In PA, when a workers’ compensation insurance carrier wants to challenge whether medical treatment is reasonable or necessary, the insurance carrier can request Utilization Review (UR). In such a case, the PA Bureau of Workers’ Compensation assigns the UR Request to a Utilization Review Organization (URO). The URO then obtains records from the provider under review, and a personal statement from the injured worker if he or she wishes, and a Utilization Review Determination is issued. This Determination can then be appealed by either party by filing a Petition to Review Utilization Review Determination.
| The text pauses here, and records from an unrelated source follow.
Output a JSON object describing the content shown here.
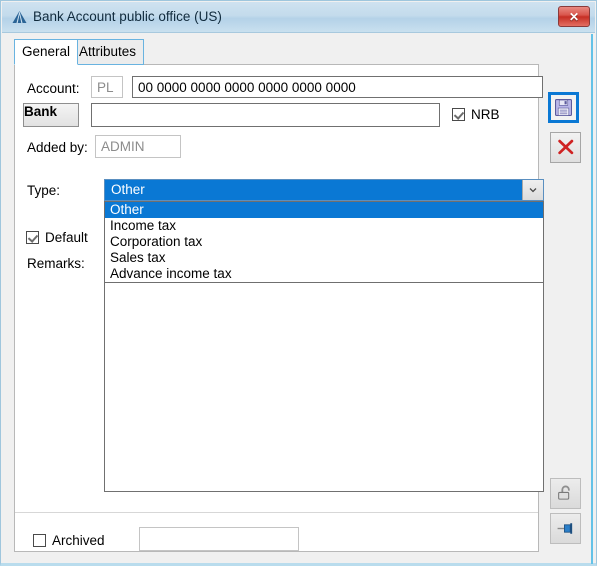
{
  "window": {
    "title": "Bank Account public office (US)",
    "icon": "mountain-logo-icon",
    "close_label": "✕"
  },
  "tabs": [
    {
      "label": "General",
      "active": true
    },
    {
      "label": "Attributes",
      "active": false
    }
  ],
  "form": {
    "account": {
      "label": "Account:",
      "prefix_value": "PL",
      "number_value": "00 0000 0000 0000 0000 0000 0000"
    },
    "bank": {
      "button_label": "Bank",
      "value": "",
      "placeholder": ""
    },
    "nrb": {
      "label": "NRB",
      "checked": true
    },
    "added_by": {
      "label": "Added by:",
      "value": "ADMIN"
    },
    "type": {
      "label": "Type:",
      "selected": "Other",
      "options": [
        "Other",
        "Income tax",
        "Corporation tax",
        "Sales tax",
        "Advance income tax"
      ],
      "highlight_color": "#0a78d4"
    },
    "default": {
      "label": "Default",
      "checked": true
    },
    "remarks": {
      "label": "Remarks:",
      "value": "",
      "placeholder": ""
    },
    "archived": {
      "label": "Archived",
      "checked": false
    },
    "archived_field": {
      "value": "",
      "placeholder": ""
    }
  },
  "toolbar": {
    "save": {
      "name": "save-button",
      "icon": "floppy-disk-icon",
      "focused": true
    },
    "cancel": {
      "name": "cancel-button",
      "icon": "red-x-icon",
      "focused": false
    },
    "unlock": {
      "name": "unlock-button",
      "icon": "open-padlock-icon",
      "disabled": true
    },
    "pin": {
      "name": "pin-button",
      "icon": "pin-icon",
      "disabled": true
    }
  }
}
However, if the healthcare provider under review fails to submit records, the regulations to the Pennsylvania Workers’ Compensation Act require the URO simply find treatment unreasonable and/or unnecessary, because records were not submitted. In this situation, no report is prepared by the URO, and no findings on the merits are made. Importantly, this type of Determination cannot be appealed under the County of Allegheny v. Workers’ Compensation Appeal Board case, decided by Commonwealth Court of Pennsylvania in 2005.
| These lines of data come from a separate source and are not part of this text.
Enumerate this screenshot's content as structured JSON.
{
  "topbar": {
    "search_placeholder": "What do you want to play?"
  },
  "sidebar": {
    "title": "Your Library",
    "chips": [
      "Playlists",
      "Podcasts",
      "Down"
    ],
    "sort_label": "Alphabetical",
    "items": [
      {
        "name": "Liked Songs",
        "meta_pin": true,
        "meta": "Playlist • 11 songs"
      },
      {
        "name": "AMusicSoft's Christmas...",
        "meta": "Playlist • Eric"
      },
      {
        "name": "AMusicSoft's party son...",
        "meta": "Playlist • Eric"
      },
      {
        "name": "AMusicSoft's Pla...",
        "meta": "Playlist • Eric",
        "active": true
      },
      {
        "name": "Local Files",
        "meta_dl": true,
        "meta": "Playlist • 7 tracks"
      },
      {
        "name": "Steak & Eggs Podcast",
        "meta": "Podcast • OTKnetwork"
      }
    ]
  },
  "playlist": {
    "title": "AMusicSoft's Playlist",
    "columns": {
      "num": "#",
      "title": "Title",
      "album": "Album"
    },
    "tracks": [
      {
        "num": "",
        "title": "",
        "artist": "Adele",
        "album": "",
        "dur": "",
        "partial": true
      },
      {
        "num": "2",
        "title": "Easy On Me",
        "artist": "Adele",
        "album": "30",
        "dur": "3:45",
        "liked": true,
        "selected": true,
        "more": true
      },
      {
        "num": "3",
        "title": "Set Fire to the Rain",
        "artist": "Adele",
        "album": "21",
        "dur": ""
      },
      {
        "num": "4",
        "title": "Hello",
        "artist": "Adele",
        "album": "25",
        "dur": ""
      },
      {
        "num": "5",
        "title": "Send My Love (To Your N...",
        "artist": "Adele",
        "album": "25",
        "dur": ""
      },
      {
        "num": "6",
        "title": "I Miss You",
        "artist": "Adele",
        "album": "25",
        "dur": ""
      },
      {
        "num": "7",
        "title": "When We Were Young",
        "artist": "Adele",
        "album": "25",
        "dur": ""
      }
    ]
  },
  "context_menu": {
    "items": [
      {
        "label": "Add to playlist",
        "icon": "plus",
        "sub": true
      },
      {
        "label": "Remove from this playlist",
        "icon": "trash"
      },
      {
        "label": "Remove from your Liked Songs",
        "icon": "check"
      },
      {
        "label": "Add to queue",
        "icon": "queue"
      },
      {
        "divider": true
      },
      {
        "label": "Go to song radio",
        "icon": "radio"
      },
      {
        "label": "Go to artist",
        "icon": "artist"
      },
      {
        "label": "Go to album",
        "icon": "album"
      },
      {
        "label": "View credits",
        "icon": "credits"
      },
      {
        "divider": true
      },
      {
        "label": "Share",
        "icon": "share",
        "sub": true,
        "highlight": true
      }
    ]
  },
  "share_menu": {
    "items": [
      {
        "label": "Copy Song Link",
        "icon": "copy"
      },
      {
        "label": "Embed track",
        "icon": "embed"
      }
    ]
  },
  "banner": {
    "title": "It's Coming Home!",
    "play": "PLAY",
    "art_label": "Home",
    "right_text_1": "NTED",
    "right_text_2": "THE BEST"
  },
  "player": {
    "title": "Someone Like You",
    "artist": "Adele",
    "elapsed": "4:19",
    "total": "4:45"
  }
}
Recently, the Commonwealth Court of Pennsylvania has made things even worse for injured workers, by extending County of Allegheny. The case of Sexton v. Workers’ Compensation Appeal Board (WCAB) was decided by the Court on May 22, 2009. In Sexton, the provider submitted records to the URO, but forgot to submit a verification with the records. The URO returned the records to the provider, so the provider could resubmit the records with the required verification. Unfortunately, the provider never resubmitted the records or the verification.